In a nutshell, there are a lot of nice, well-intentioned Christian married people who say cruel, insensitive, or misguided things to and about single people.  Popular Christian blogger Jon Acuff once did a post on “Surviving church as a single,” and the comments came flooding in from single Christians who had experienced all these things and more:

“I find the ‘Family days out!’ excruciatingly painful and lonely . . .”

“. . . I still remember the mom of one of my youth group students exclaiming to me in shock (the first time we met, no less), ‘What, you own a house? But you’re single!’”

“. . . Many churches will not even consider me as a pastoral candidate because I am still single.”

Not everyone goes as far as Southern Baptist Theological Seminary President Albert Mohler, who infamously argued at the 2004 New Attitude Conference that delaying marriage is sinful (leading to an outcry that made him clarify his position).
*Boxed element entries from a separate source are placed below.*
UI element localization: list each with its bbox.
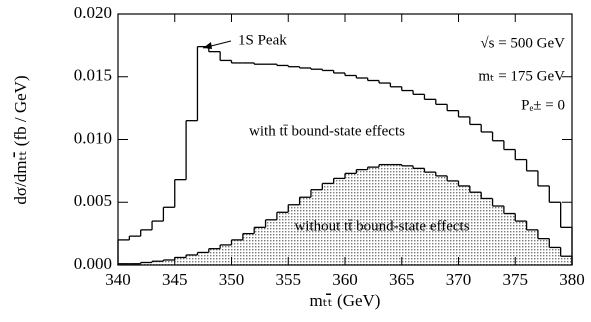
x-tick-label: 340	[105, 270, 131, 289]
y-axis-label: dσ/dmₜₜ̄ (fb / GeV)	[11, 75, 30, 204]
bar	[537, 238, 550, 265]
bar	[186, 254, 198, 265]
bar	[197, 252, 209, 265]
bar	[492, 206, 504, 265]
bar	[140, 262, 153, 265]
bar	[265, 219, 277, 265]
bar	[526, 229, 538, 265]
bar	[254, 227, 266, 265]
bar	[413, 168, 425, 265]
bar	[424, 172, 436, 265]
bar	[333, 178, 345, 265]
annotation-arrowhead	[203, 42, 212, 49]
y-tick-label: 0.015	[74, 66, 112, 85]
x-tick-label: 375	[503, 270, 529, 289]
x-tick-label: 365	[389, 270, 415, 289]
bar	[163, 259, 175, 265]
bar	[356, 169, 368, 265]
plot-area	[117, 45, 573, 265]
x-tick-label: 370	[446, 270, 472, 289]
bar	[481, 198, 493, 265]
annotation: mₜ = 175 GeV	[478, 68, 565, 84]
y-tick-label: 0.010	[74, 128, 112, 147]
annotation: Pₑ± = 0	[521, 97, 565, 113]
x-axis-label: mₜₜ̄ (GeV)	[310, 291, 381, 310]
x-tick-label: 355	[276, 270, 302, 289]
bar	[549, 247, 561, 265]
series-label: with tt̄ bound-state effects	[249, 123, 405, 139]
x-tick-label: 380	[559, 270, 585, 289]
y-tick-label: 0.000	[74, 254, 112, 273]
series-label: without tt̄ bound-state effects	[294, 218, 469, 234]
bar	[458, 185, 470, 265]
bar	[242, 233, 255, 265]
bar	[174, 257, 187, 265]
bar	[288, 204, 300, 265]
annotation: √s = 500 GeV	[480, 35, 565, 51]
bar	[208, 248, 221, 265]
bar	[276, 212, 289, 265]
x-tick-label: 350	[219, 270, 245, 289]
bar	[560, 256, 572, 265]
bar	[447, 180, 459, 265]
y-tick-label: 0.005	[74, 191, 112, 210]
y-tick-label: 0.020	[74, 3, 112, 22]
annotation: 1S Peak	[238, 32, 287, 48]
x-tick-label: 345	[162, 270, 188, 289]
bar	[515, 221, 527, 265]
bar	[299, 197, 311, 265]
bar	[345, 173, 357, 265]
bar	[503, 213, 516, 265]
bar	[152, 261, 164, 265]
bar	[367, 167, 380, 265]
x-tick-label: 360	[332, 270, 358, 289]
bar	[435, 175, 448, 265]
bar	[379, 164, 391, 265]
bar	[401, 165, 414, 265]
bar	[390, 164, 402, 265]
bar	[322, 183, 334, 265]
bar	[310, 189, 323, 265]
bar	[469, 192, 482, 265]
bar	[220, 244, 232, 265]
bar	[231, 239, 243, 265]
And I’m not saying that there’s some sort of deliberate conspiracy to make all Christian single people feel about two inches tall.

I do think a lot of Christians are simply confused. They’ve become so committed to the idea of a family-centered church that they’re just not sure how to handle rising rates of singleness.

The apostle Paul — who was single and resolutely committed to remaining so — speaks of the church itself, not marriage, as the means God uses to bring us to spiritual maturity.

Mohler’s speech — as columnist Camerin Courtney pointed out in a rebuttal — heavily emphasized that today’s church focuses on marriage as the institution that God uses to make us mature and holy. So without marriage, what are we? The implication seems to be that we’re just a bunch of permanent adolescents drifting aimlessly and uselessly through life.

Married couples with children need and deserve support — but so do singles.  We’re practicing celibacy in a culture that can scarcely comprehend the concept. We’re struggling with the idea that, thanks to various cultural factors and trends, our desires for marriage and children might never be met. We’re trying to ward off loneliness and live good, responsible, fulfilling lives. And in the midst of all this, we’re dealing with the misperceptions I’ve described above.

This is where the church should be a lifeline for us instead of an anchor weighing us down. Contrary to the Reverend Mohler’s emphasis on marriage, the apostle Paul — who was single and resolutely committed to remaining so — speaks of the church itself, not marriage, as the means God uses to bring us to spiritual maturity. (See Ephesians 4:11-16.)

But in too many cases, today’s church is not doing this. It’s set up as a sort of family training center, which means that everyone who doesn’t fit the nuclear family model is pushed to the margins rather than welcomed and included. Nothing could be further from the teachings of Jesus Christ, who called everyone to come and follow.

Take a look at your own church and ask yourself some hard questions: Are single people naturally integrated into the life of the church? Or are singles expected to stay in their own group, like lepers in quarantine? Is there support for single Christians who might occasionally need assistance with various tasks, as there is for, say, the elderly? Do you have single friends? When was the last time you reached out to a single person in your church?

If you haven’t, are you willing to try?

The need for churches to attend to their single members is more pressing than you might realize. Journalist Julia Duin, in her book Quitting Church, talks about the treatment of singles as one of the major reasons that Christians walk away: “Many would do anything for some support. . . . The culture tells them they have missed out on life’s greatest experience, while at the same time at church, not one word of encouragement comes from the pulpit or even their friends.”

Personally, I have no intention of quitting church any time soon. I take seriously the biblical command that we are not to “forsake the assembling of ourselves together” (Hebrews 10:25). And I know firsthand that the church at its best is a help and comfort like no other.

But in recent years, the church has not always been at its best when dealing with its single members. It’s time to drop the expectations and start to see single Christians not as problems to be solved, but as people to be loved.